Secretariat recommends factual record for Montreal Technoparc submission by Secretariat of the Commission for Environmental Cooperation (CEC)
On 19 April, the Secretariat of the Commission for Environmental Cooperation (CEC) recommended to the CEC Council that a factual record be developed for the Montreal Technoparc submission (SEM-03-005), filed with the Secretariat on 14 August 2003, by five environmental nongovernmental organizations from Canada and the United States.
For close to a hundred years, the site where the Technoparc is located was part of a dump used for industrial and household waste. The City of Montreal now owns the site. The Submitters allege that polychlorinated biphenyls (PCBs), polycyclic aromatic hydrocarbons and other pollutants are seeping into the Saint Lawrence River from the Technoparc, in violation of s. 36(3) of the Fisheries Act, which prohibits—unless authorized by regulation—the deposit of a deleterious substance into water frequented by fish. The Submitters assert that Canada is failing to effectively enforce s. 36(3) in regard to these alleged violations.
In its response, Canada explains that in October 1998, Environment Canada issued a warning to the City of Montreal regarding the site, and since that time, Canada states that the Ministry has carried out twenty visual inspections of oil-containment booms at the site to make sure that the equipment for containing and recovering hydrocarbons is functioning properly. Following a request by some of the Submitters in April 2002, Environment Canada conducted an investigation for violation of s. 36(3) of the Fisheries Act. According to Canada, the investigation succeeded in gathering all the evidence required to establish an offense, except the identity of the person or persons responsible for the deposits. As a result, the Ministry decided to end its investigation. In 2002, the City proposed installing a system aimed at stopping substances present in a suspended phase from draining into the Saint Lawrence River. Canada states that Environment Canada expressed concerns about the capacity of such a system to contain substances present in a dissolved phase. In the response, Canada states that Environment Canada is in talks with the province of Quebec and the City of Montreal to find a comprehensive solution to the problem.
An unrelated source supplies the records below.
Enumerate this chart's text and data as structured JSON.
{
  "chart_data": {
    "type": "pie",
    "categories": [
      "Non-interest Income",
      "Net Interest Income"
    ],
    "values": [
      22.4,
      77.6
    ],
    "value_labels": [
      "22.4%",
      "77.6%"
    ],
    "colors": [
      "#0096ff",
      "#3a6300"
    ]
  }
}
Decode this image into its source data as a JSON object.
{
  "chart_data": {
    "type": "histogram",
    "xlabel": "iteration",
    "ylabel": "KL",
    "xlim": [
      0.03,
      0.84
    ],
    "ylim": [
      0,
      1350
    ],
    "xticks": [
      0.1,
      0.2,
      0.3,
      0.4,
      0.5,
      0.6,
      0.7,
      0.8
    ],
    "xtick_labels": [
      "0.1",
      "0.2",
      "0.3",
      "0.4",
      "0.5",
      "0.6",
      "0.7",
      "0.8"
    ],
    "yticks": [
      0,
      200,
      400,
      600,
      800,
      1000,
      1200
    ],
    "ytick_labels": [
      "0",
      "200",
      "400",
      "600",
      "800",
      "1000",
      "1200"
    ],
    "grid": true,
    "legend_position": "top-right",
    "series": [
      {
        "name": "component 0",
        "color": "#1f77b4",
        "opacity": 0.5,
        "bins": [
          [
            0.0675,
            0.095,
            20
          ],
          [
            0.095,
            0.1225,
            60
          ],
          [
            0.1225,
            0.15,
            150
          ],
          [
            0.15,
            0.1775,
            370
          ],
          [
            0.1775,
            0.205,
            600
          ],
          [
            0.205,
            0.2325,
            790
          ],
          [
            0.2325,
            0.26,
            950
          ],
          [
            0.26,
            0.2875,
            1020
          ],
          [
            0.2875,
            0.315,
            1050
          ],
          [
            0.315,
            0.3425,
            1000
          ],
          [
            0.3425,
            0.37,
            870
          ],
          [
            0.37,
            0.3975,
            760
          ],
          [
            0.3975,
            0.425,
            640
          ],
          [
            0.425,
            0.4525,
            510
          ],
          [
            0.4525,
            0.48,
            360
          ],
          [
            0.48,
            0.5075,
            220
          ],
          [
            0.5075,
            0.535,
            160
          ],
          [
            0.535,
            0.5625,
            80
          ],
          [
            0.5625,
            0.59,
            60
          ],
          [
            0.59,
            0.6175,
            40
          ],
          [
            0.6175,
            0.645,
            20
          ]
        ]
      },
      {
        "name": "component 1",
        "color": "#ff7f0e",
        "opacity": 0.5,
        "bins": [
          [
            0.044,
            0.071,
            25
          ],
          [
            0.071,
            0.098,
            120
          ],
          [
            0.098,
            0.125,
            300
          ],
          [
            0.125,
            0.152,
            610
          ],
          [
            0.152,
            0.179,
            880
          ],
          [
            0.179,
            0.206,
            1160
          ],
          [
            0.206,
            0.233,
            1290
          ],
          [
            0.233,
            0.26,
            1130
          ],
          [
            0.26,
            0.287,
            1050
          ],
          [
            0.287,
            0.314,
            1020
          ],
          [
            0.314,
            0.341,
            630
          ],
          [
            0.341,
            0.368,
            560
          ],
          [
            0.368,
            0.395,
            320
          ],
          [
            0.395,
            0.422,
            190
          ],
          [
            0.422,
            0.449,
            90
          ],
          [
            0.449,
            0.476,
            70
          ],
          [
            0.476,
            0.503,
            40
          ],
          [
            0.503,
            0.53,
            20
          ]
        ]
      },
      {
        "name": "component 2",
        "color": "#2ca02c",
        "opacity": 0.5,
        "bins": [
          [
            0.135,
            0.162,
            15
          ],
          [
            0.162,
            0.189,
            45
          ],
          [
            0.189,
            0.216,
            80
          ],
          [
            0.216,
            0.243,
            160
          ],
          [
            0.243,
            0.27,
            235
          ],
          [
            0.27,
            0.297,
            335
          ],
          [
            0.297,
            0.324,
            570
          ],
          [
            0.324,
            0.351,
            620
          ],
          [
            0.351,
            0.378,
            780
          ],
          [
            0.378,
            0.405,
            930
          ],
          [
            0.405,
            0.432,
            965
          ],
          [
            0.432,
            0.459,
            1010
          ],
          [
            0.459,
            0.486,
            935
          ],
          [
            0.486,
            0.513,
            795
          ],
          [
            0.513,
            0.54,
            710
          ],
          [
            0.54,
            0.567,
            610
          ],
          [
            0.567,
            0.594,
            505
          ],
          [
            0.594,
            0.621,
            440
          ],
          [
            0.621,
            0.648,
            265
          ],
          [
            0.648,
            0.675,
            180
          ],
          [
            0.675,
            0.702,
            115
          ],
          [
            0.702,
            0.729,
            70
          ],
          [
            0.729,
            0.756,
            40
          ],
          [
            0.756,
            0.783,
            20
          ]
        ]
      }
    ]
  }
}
After reviewing the submission in light of Canada’s response, the Secretariat recommended a factual record to develop and present information regarding the following matters in relation to whether Canada is failing to effectively enforce section 36(3) of the Fisheries Act in regard to deposits of deleterious substances from the area of the Montreal Technoparc site to the Saint Lawrence River:
- Environment Canada’s use of inspections and a warning as enforcement tools in connection with ongoing deposits;
- the lead-up to and timing of Environment Canada’s decision to undertake an investigation in response to a request from members of the public;
- characteristics and fate of chemical contamination in the sector of the Montreal Technoparc;
- effectiveness and cost of oil containment and pumping system(s) in place since the early 1990s;
- availability and cost of options for addressing pollution of fish-bearing waters from heterogeneous contaminated sites such as the sector of the Montreal Technoparc;
- evidence needed to lay charges for an infraction of section 36(3) of the Fisheries Act in the case of multi-owner contaminated sites such as the Montreal Technoparc;
- considerations of the Attorney General in making its determinations in regard to the Montreal Technoparc site, as appropriate;
- the ecotoxicological study carried out in 2002, in regard to enforcement of section 36(3);
- effects of divided ownership in the Technoparc sector on success of enforcement efforts; effects, if any, of Environment Canada technical actions and advice on success of enforcement efforts;
- ongoing discussions between Environment Canada, the Quebec Ministry of the Environment, the city of Montreal, and owners of others sites in the sector; and
- compliance promotion efforts following the decision not to seek charges.The CEC Secretariat informed the Council of its determination on 19 April 2004, and now, five business days later, is able to provide public notification of the determination and to present its reasons in the public registry. The full text of the submission, Canada’s response and the Secretariat’s factual record recommendations are available on the CEC web site, at <www.cec.org/citizen>.
Article 14 of the North American Agreement on Environmental Cooperation (NAAEC) provides that the CEC Secretariat may consider a submission from any person or nongovernmental organization asserting that a Party to the NAAEC is failing to effectively enforce an environmental law. Where the Secretariat determines that the NAAEC Article 14(1) criteria are met, it may then proceed with a process that can lead to the development of a factual record on the matter.
The CEC was established under the NAAEC to address environmental issues in North America from a continental perspective, with a particular focus on those arising in the context of liberalized trade. The CEC Council, the organization’s governing body, is composed of the top environment officials of Canada, Mexico and the United States.